Techniques 1) and 3) may need to guard against leaving behind artefacts of the original data, such as in the transaction log. This is most often done by building a new version of a database from source control and then importing into it the data from an existing, sanitized copy of the same database version.

A PowerShell-driven DevOps toolchain

DevOps demands not only that people work together, but that software works together, on Windows or Linux, and across other database platforms. Because the delivery process is closely matched to the requirements of the organization, a delivery team and operations team need to be able to pick and choose from a range of specialist tools to automate the end-to-end database delivery process, incorporating building, testing, packaging, releasing, configuring and monitoring. These specialist tools must be able to communicate together and report progress and errors in a standard way.

On Windows, PowerShell provides the toolchain, and allow objects rather than documents to be passed. Windows DevOps tools tend to be PowerShell-aware, or even shipped as PowerShell cmdlets, but they can be useful participants with a Command-line Interface (CLI).

Shift left critical database delivery processes

A DevOps approach to database development, release and deployment, requires cooperation between development and operational teams, and this means working on operational concerns as early as possible during development, rather than leaving them to deployment. This ‘shifts left’ the use of operational knowledge into the development cycle, to reduce the time spent correcting development work in the light of problems only identified in deployment.
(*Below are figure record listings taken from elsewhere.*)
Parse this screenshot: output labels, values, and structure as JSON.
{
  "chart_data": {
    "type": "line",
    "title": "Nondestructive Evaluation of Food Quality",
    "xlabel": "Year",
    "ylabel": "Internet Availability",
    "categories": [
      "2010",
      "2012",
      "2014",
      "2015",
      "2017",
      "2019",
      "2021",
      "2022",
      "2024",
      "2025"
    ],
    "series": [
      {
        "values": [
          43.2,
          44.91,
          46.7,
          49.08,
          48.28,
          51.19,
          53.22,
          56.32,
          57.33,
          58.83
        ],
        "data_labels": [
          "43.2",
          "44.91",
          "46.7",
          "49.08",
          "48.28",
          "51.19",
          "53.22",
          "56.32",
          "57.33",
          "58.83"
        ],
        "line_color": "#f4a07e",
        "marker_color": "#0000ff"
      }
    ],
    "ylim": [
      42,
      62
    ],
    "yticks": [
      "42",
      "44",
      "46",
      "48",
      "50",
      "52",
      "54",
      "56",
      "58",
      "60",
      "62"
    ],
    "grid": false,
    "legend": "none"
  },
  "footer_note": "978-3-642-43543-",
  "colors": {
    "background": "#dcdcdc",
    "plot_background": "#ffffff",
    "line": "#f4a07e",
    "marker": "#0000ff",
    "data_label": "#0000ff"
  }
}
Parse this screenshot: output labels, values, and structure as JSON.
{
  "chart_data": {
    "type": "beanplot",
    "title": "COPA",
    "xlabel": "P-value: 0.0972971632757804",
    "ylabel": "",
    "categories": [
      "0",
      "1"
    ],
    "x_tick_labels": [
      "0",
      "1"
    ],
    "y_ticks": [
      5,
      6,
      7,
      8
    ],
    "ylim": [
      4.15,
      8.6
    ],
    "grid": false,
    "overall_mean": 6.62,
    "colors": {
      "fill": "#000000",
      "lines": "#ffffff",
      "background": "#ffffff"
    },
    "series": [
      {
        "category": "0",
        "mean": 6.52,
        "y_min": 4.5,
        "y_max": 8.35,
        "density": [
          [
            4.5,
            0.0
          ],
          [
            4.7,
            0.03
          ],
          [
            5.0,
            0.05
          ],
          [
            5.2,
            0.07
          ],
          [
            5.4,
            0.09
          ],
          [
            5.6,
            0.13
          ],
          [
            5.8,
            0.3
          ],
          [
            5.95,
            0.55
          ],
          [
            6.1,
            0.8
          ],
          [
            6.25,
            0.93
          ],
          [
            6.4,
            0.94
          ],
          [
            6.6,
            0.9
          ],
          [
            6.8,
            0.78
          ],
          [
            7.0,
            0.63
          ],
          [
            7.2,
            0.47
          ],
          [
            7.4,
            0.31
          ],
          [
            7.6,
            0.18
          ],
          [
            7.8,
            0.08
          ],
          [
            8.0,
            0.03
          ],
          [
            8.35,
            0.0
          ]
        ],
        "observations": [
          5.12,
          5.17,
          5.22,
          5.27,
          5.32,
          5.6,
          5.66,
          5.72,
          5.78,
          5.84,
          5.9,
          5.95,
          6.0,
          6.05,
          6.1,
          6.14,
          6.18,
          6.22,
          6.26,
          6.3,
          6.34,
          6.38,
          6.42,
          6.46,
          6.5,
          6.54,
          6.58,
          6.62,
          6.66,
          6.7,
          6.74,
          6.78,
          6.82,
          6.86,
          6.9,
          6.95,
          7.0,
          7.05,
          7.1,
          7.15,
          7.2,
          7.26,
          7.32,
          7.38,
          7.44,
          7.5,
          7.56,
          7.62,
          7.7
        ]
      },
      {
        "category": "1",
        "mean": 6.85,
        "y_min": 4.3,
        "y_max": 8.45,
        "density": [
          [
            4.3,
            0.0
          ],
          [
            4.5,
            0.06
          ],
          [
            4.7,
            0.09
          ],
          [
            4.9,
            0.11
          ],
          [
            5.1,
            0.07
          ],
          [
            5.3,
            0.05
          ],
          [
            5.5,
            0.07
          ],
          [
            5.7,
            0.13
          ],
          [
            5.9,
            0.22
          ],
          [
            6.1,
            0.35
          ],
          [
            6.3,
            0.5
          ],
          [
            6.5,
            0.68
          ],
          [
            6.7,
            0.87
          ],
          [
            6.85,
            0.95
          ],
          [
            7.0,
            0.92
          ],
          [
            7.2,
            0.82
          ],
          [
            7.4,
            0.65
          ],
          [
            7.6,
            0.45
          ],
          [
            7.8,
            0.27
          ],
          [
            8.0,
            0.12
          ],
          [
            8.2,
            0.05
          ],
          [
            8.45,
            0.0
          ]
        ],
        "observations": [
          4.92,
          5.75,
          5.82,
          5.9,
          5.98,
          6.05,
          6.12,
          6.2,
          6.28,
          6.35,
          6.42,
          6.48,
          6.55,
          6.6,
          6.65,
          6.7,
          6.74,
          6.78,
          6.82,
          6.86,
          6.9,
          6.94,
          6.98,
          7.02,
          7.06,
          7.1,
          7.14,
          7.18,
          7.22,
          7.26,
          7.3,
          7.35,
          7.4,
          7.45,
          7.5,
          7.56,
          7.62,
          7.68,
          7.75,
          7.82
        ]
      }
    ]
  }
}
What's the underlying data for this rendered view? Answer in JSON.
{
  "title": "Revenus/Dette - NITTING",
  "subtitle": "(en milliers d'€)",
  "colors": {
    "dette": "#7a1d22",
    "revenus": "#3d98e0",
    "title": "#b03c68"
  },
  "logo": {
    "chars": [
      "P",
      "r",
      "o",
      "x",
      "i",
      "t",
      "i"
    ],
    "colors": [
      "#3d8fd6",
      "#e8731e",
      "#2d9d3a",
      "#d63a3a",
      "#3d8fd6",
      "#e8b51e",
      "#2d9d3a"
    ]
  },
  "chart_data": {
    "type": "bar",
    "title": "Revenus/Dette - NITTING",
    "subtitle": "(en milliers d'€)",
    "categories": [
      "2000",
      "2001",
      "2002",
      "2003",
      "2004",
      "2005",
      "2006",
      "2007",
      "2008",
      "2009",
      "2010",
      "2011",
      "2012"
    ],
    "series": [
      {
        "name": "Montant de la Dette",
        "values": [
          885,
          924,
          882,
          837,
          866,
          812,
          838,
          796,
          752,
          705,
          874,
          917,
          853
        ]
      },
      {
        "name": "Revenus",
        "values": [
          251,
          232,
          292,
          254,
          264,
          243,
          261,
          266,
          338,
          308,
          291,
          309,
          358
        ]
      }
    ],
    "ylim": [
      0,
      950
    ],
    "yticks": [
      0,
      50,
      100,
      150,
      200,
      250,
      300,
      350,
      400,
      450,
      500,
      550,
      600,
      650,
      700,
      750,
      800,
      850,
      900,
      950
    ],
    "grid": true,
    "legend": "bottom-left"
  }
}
As soon as possible in the development cycle, the team will practice deploying their changes to a “production” set up.

This principle is often referred to as “fail early, fail often“. Flaws in application architecture and deficiencies in the build, deployment and rollback procedures are discussed sooner rather than later, and the team continually refine their processes based on a continuous flow of feedback.

To achieve this requires good teamwork, and relies on tools that can underpin the deployment process by automating as much as possible. This is greatly assisted by a lightweight, automated and secure database provisioning mechanism, using SQL Clone and PowerShell.

By making the process of database build and ‘tear down’ quicker and less resource-intensive, tasks such as unit testing, basic build and integration testing can be more comprehensive. The operations team can set up an integration environment configured to reflect as closely as possible the production environment. Using SQL Clone’s PowerShell integration, they can automate the process of deploying a clone of the most recent, sanitized, image of the production database.

This will free the team, to a large extent, from the time-consuming logistics of provisioning, and mean far less time is required for many of the deployment processes. They can focus instead on improving their understanding of the support, monitoring, compliance, security and performance characteristics of the functionality they plan to deliver to production. It also means that the development work is deployed earlier and more often, so it is more visible to other teams within IT. The net result is fewer unpleasant surprises.

Summary

Database DevOps promises to make it easier to introduce many of the techniques that underlie the best Database Lifecycle Management practices, such as Continuous Integration and Continuous Delivery. These practices aim to allow an organization to deploy databases at the frequency they need, without introducing an unrealistic administration burden, or a burden on the network resources. It must achieve all this without compromising compliance with data privacy or security regulations.

Some of these practices demand a high level of cooperation, both between teams and between the tools that comprise the database delivery toolchain. SQL Clone is one component in this toolchain. It provides an automated means to copy and deploy databases between environments, quickly in a secure, automated, and auditable fashion. It does a single task and does it well.